Mais d’un point de vue historique, c’était un moment exceptionnel. L’État soutenait activement les femmes et les personnes des classes sociales inférieures pour qu’elles poursuivent leurs études et aillent à l’université. La résistance à cela venait souvent paradoxalement des parents, qui craignaient que leurs enfants ne réussissent pas et pensaient qu’ils devraient faire un travail correspondant à leur classe sociale et à leur sexe. Cette politique a très rapidement fonctionné et la RDA a finalement eu à la fin de 1989 le taux d’emploi des femmes le plus élevé au monde. Plus de 90 % des femmes étaient employées à temps plein à cette époque.

Cela explique aussi pourquoi les femmes d’Europe de l’Est ne comprenaient pas le féminisme occidental de l’époque.

Oui, mais c’était aussi l’inverse. Il y avait beaucoup de féministes ouest-allemandes qui critiquaient la situation en Allemagne de l’Est en disant que ce n’était pas du féminisme, car c’était une politique imposée d’en haut et non quelque chose que les femmes avaient gagné elles-mêmes.

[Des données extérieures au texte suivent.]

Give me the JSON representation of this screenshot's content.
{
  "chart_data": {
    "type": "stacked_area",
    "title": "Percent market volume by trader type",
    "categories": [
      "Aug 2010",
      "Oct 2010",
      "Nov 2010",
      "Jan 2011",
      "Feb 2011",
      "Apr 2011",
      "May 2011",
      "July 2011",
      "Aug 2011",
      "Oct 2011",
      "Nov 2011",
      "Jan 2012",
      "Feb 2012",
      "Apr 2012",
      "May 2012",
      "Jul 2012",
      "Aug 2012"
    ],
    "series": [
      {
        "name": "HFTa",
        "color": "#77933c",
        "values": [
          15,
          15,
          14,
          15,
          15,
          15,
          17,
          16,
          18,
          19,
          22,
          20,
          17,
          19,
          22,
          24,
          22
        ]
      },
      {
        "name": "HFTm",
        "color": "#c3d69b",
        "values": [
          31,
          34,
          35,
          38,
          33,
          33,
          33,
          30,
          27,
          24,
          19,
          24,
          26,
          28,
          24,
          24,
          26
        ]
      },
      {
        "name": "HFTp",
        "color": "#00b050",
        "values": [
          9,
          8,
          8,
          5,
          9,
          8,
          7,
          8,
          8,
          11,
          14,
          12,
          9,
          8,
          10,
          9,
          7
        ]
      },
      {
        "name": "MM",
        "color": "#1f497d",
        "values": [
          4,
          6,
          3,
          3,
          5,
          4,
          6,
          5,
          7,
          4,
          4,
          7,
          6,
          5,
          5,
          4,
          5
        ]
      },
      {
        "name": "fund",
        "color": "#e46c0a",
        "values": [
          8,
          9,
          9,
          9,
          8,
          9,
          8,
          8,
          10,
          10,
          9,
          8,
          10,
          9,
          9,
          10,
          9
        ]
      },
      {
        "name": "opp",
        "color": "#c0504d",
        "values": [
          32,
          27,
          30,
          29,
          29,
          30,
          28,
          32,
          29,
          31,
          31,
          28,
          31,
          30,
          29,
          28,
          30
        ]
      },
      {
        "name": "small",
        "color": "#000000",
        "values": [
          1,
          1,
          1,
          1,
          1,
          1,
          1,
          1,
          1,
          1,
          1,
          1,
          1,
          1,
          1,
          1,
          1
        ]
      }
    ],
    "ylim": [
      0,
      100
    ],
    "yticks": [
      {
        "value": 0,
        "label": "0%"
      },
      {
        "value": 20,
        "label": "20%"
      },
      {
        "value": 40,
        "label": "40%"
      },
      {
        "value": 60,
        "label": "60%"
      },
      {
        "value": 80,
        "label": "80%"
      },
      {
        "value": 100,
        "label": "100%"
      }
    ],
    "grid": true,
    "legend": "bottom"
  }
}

La dimension de classe de la politique de la RDA est également très importante ici. Comme vous l’avez mentionné, il y avait des situations où quelqu’un allait pour la première fois dans l’histoire de sa famille étudier à l’université. Cela a dû être un changement énorme pour ces personnes. Comparée à la RFA, c’était aussi une situation tout à fait unique.

Spécifiquement en Allemagne, nous nous concentrons beaucoup sur le fait que ce changement s’est fait au détriment de la classe moyenne, ce qui était certainement le cas. Dans chaque classe scolaire, seuls deux enfants étaient généralement sélectionnés pour obtenir la qualification pré-universitaire et aller ensuite à l’université. Donc si vous étiez d’une famille de classe moyenne et qu’il y avait un autre enfant d’un milieu ouvrier dans la classe qui était également intelligent, l’État donnait la préférence à l’enfant du milieu ouvrier. Il en allait de même pour les personnes issues d’un milieu dissident. Si vous étiez l’enfant, par exemple, du pasteur local ou du prêtre de votre ville, vous auriez également eu du mal à entrer à l’université. D’un côté, c’était un désavantage pour ces personnes, mais en même temps, c’était un énorme avantage pour les personnes de la classe ouvrière qui étaient encouragées à aller à l’université. Ces choses sont importantes car elles ont permis un réagencement social en Allemagne de l’Est, qui ne s’est pas produit à l’Ouest à cette époque.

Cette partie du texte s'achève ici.